The assessee challenged both additions before the CIT(A), who upheld the AO’s order. The assessee then appealed to the ITAT.
Reasoning of the ITAT
The ITAT’s reasoning is the cornerstone of this judgment, meticulously addressing each issue raised by the Revenue.
1. On the Section 68 Addition (Cash Credit)
The Tribunal held that the assessee had fully discharged its initial burden under Section 68 by providing:
– Identity of the Creditor: PAN card, Income Tax Return (ITR) acknowledgment, and ROC details of M/s. Golden Technobuild Pvt. Ltd.
– Creditworthiness: Audited financial statements and bank statements of the creditor, demonstrating sufficient funds to make the investment.
– Genuineness of the Transaction: The entire amount was received through banking channels, and the creditor was a regular income-tax assessee.
The ITAT emphasized that once the assessee furnishes such prima facie evidence, the burden shifts to the Revenue to disprove it with cogent, admissible evidence.
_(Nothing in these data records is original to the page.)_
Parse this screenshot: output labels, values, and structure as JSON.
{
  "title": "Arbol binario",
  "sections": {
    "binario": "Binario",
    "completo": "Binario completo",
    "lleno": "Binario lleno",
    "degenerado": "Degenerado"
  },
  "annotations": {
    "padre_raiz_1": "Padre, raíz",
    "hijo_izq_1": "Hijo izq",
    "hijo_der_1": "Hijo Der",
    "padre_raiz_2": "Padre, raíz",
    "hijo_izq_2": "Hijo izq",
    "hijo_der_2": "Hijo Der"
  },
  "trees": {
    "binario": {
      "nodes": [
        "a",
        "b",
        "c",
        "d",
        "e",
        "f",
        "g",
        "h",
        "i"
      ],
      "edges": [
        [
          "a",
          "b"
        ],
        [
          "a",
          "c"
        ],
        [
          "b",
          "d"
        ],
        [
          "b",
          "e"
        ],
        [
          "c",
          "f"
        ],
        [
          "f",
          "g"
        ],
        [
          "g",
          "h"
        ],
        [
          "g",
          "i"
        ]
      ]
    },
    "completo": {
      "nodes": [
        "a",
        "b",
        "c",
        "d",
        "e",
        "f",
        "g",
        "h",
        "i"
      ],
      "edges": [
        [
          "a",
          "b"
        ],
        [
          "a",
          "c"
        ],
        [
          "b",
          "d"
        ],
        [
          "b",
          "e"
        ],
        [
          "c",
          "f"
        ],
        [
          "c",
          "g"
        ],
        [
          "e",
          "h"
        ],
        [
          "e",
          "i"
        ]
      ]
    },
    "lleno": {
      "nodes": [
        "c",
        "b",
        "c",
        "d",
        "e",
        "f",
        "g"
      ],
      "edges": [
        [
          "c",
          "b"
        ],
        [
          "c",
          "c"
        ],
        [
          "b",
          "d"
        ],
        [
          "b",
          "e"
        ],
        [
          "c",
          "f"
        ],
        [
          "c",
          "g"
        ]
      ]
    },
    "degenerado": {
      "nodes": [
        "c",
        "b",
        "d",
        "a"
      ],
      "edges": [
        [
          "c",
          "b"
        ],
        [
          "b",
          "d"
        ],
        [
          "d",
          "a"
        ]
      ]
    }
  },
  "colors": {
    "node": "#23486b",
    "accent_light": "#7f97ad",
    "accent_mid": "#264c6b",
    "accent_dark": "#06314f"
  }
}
The Revenue’s reliance on statements recorded during search/survey (from directors of group companies and Jain brothers) was rejected on two grounds:
– Lack of Confrontation: These statements were not confronted to the assessee, nor was the assessee given an opportunity to cross-examine the deponents. Citing the Supreme Court’s principle in Kishanchand Chelaram, the Tribunal held that such evidence is inadmissible and cannot be used against the assessee.
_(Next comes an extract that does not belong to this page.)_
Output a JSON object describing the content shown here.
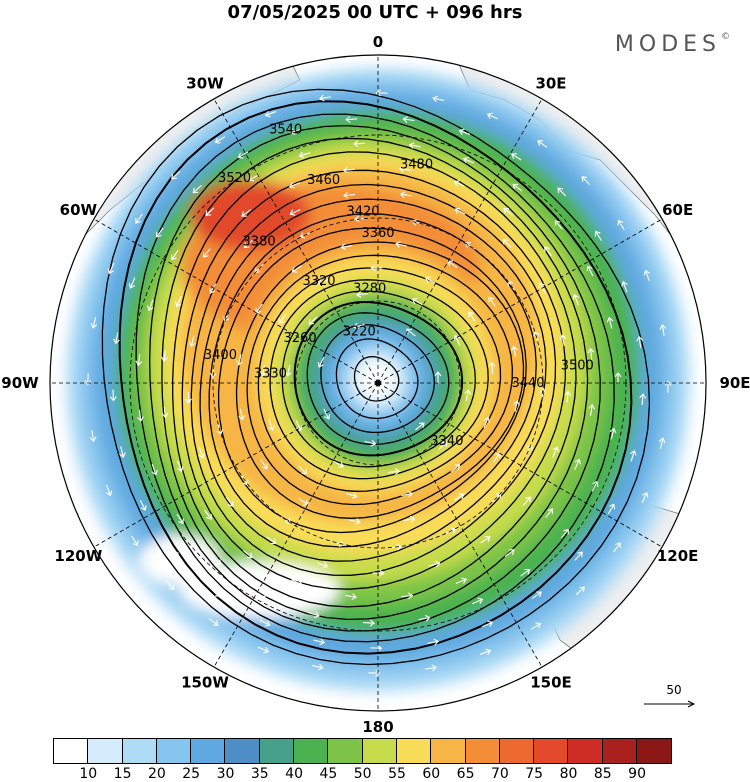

– No Direct Link: The statements merely indicated that the creditor company was part of the Today Group and controlled by common persons. This did not, without further proof, establish that the money emanated from the assessee’s own undisclosed income. The Tribunal noted that the assessee is not required to prove the “source of the source” of the funds.
The AO’s argument that the creditor was a “paper company” was dismissed because the Revenue failed to conduct a thorough investigation to rebut the assessee’s documentary evidence. The ITAT reiterated that additions under Section 68 cannot be sustained on mere suspicion, unverified allegations, or procedural irregularities. The ratio decidendi is clear: once the assessee provides prima facie evidence of identity, creditworthiness, and genuineness, the Revenue must produce direct, admissible evidence to prove the funds are the assessee’s undisclosed income.
2. On the House Property Addition
The Tribunal accepted the assessee’s contention that the property at 48, Friends Colony (East) was used for business purposes. The assessee’s registered office was at the same address, and the company carried out its business activities from there. The Revenue failed to conclusively prove that the property was used exclusively for residential purposes by the Gambhir brothers. The ITAT noted that the AO’s computation of annual letting value was based on an assumption, not on concrete evidence. Therefore, the addition of Rs. 10,20,897 was set aside.
Conclusion
The ITAT’s decision in Takshila Distributers Pvt. Ltd. is a landmark ruling that reinforces the fundamental principles of tax jurisprudence. It serves as a potent reminder to tax authorities that:
– Procedural fairness is paramount: Statements recorded behind the assessee’s back, without confrontation or cross-examination, are inadmissible.
– Burden of proof is dynamic: The assessee’s initial burden under Section 68 is discharged by furnishing documentary evidence of identity, creditworthiness, and genuineness. The Revenue must then rebut this with cogent evidence, not mere suspicion.
– Group companies are separate legal entities: The mere fact that a creditor is part of a group or controlled by common persons does not automatically make the transaction an accommodation entry.
This judgment provides a strong shield for taxpayers facing Section 68 additions based on search/survey materials. It underscores the judiciary’s role in upholding due process and ensuring that tax assessments are based on evidence, not conjecture. The ITAT’s meticulous analysis and adherence to settled legal principles make this a must-read for tax professionals and litigants.